Lebanese flee homes as Israeli strikes targeting Hezbollah intensify

Lebanese who fled villages in southern Lebanon arrive in Beirut. (AFP/Getty Images)
Lebanese who fled villages in southern Lebanon arrive in Beirut. (AFP/Getty Images)

Summary

The Israeli military launched dozens more airstrikes following one of the worst bouts of bloodshed between Israel and Hezbollah since their monthlong conflict in 2006.

Thousands of Lebanese are fleeing their homes in the country’s south as Israel intensifies its military campaign against Hezbollah, raising fears of an all-out war a day after a barrage of strikes killed hundreds in the country.

In the early hours of Tuesday, the Israeli military launched dozens more airstrikes against Hezbollah after downing projectiles fired from Lebanon. The attacks followed roughly 1,600 Israeli strikes Monday against Hezbollah’s military infrastructure and militants.

The impact of Israel’s strikes on Tuesday wasn’t immediately clear. Hezbollah said it had targeted six Israeli military sites overnight.

Roads were blocked as people fled southern Lebanon, pictures and videos online showed, after the Israeli military broadcast evacuation orders on Monday that it said were designed to move civilians out of harm’s way. The Lebanese minister of health said Monday that thousands had been displaced from the targeted areas.

The surge in fighting risks spiraling into an all-out war between Israel and Hezbollah after nearly a year of lower-intensity fighting, sparked by the conflict in Gaza.

Monday’s strikes were by far the deadliest day of skirmishes in the current hostilities and one of the worst bouts of bloodshed between Israel and Hezbollah since their monthlong conflict in 2006. In all, the strikes killed almost 500 people, including dozens of women and children, and wounded more than 1,600, according to Lebanese authorities.

The Israeli military has said Hezbollah uses civilian infrastructure to launch attacks on Israel and published what it said were pictures of weapons, including long-range missiles, inside homes in Lebanon.

The U.S. has relentlessly sought to negotiate a cease-fire between Israel and Hamas in Gaza that could also calm fighting with Hezbollah.

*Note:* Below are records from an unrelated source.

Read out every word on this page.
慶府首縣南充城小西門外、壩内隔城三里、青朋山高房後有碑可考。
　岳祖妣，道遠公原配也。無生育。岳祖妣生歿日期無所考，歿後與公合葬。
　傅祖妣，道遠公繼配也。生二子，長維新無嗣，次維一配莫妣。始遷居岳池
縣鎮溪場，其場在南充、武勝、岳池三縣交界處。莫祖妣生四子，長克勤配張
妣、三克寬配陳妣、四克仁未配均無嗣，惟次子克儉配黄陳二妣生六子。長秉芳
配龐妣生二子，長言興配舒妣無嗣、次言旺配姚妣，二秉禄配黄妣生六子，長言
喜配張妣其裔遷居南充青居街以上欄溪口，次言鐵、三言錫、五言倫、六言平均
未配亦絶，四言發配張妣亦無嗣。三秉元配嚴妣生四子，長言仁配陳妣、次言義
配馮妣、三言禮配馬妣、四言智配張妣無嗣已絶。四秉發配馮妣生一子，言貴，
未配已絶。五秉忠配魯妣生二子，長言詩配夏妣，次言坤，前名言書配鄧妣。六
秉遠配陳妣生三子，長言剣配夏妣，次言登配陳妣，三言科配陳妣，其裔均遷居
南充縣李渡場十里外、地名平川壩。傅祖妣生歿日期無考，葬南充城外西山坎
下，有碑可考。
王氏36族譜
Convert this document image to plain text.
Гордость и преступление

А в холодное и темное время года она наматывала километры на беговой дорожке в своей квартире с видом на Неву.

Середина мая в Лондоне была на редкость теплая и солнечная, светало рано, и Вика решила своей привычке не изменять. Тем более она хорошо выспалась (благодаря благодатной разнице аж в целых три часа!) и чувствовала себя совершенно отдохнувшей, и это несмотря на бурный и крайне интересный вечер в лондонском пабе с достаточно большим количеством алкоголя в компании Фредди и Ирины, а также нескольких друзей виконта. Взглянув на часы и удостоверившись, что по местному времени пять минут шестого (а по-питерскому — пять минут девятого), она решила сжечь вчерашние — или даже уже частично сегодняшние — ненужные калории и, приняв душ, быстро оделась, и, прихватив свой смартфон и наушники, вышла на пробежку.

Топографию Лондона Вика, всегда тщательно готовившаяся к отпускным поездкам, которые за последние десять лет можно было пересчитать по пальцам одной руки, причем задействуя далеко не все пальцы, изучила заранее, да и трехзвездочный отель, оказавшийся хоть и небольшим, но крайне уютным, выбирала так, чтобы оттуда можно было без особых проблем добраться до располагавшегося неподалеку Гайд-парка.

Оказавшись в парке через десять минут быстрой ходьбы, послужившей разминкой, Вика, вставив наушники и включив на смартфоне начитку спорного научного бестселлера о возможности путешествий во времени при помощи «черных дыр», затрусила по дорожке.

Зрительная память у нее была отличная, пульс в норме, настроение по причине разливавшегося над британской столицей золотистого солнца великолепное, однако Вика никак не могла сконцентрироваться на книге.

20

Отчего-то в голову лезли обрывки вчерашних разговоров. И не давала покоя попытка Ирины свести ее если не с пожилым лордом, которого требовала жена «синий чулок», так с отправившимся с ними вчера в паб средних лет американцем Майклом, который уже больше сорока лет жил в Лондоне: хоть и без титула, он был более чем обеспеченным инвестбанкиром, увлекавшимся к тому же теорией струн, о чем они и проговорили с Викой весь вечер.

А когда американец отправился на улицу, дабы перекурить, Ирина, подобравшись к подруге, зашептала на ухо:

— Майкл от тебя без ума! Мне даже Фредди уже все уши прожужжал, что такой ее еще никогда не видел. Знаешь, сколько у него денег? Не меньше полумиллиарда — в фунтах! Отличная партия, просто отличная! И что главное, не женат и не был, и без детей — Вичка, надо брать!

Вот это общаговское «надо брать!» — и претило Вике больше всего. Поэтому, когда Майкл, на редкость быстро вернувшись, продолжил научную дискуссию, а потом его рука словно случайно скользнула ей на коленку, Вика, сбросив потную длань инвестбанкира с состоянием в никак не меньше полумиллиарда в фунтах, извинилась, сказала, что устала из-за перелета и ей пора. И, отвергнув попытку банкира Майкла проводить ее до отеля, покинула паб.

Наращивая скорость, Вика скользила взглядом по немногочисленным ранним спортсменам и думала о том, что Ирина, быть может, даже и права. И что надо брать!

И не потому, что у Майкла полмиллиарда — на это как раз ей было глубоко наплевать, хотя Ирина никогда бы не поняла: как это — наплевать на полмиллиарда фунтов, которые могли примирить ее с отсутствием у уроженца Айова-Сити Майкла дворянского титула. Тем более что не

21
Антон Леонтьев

The Pentagon said Monday that it was sending additional forces to the Middle East but didn’t say how many, for how long or for what mission.

Israel’s goal in raising the intensity of airstrikes is to force Hezbollah to stop firing on cities and towns in Israel’s north, so tens of thousands of displaced residents can return to their homes.

Hezbollah began firing on Israel on Oct. 8 in support of Hamas, a day after the Palestinian militants launched a cross-border attack on Israeli communities that ignited the current conflict.

The Israeli bombing campaign over the past week, which its military has dubbed “Northern Arrows," has come alongside the targeted killings of Hezbollah commanders and attacks on its members involving exploding pagers that were attributed to Israel.

Israel “is not interested in a full-scale war," Israeli Foreign Minister Israel Katz wrote in a Sept. 23 letter to the United Nations Security Council. Katz urged the U.N. to enforce Security Council resolution 1701, a decision intended to settle the 2006 Lebanon war between Israel and Hezbollah and which called for a withdrawal of armed groups from south of Lebanon’s Litani River.

Israeli Prime Minister Benjamin Netanyahu is expected to speak later this week at the U.N. General Assembly in New York. His government on Monday approved a one-week “special situation" for the country, which gives the government the power to impose restrictions on communities due to the security situation. Such restrictions already exist in northern Israel near the border with Lebanon but have now been expanded.

More than 8,800 rockets, missiles and drones have been fired by Hezbollah into Israel since Oct. 8, according to Israel. The Israeli military has also struck Lebanon more than 8,000 times by air, drone, missile and artillery in the same period, according to the nonprofit Armed Conflict Location and Event Data.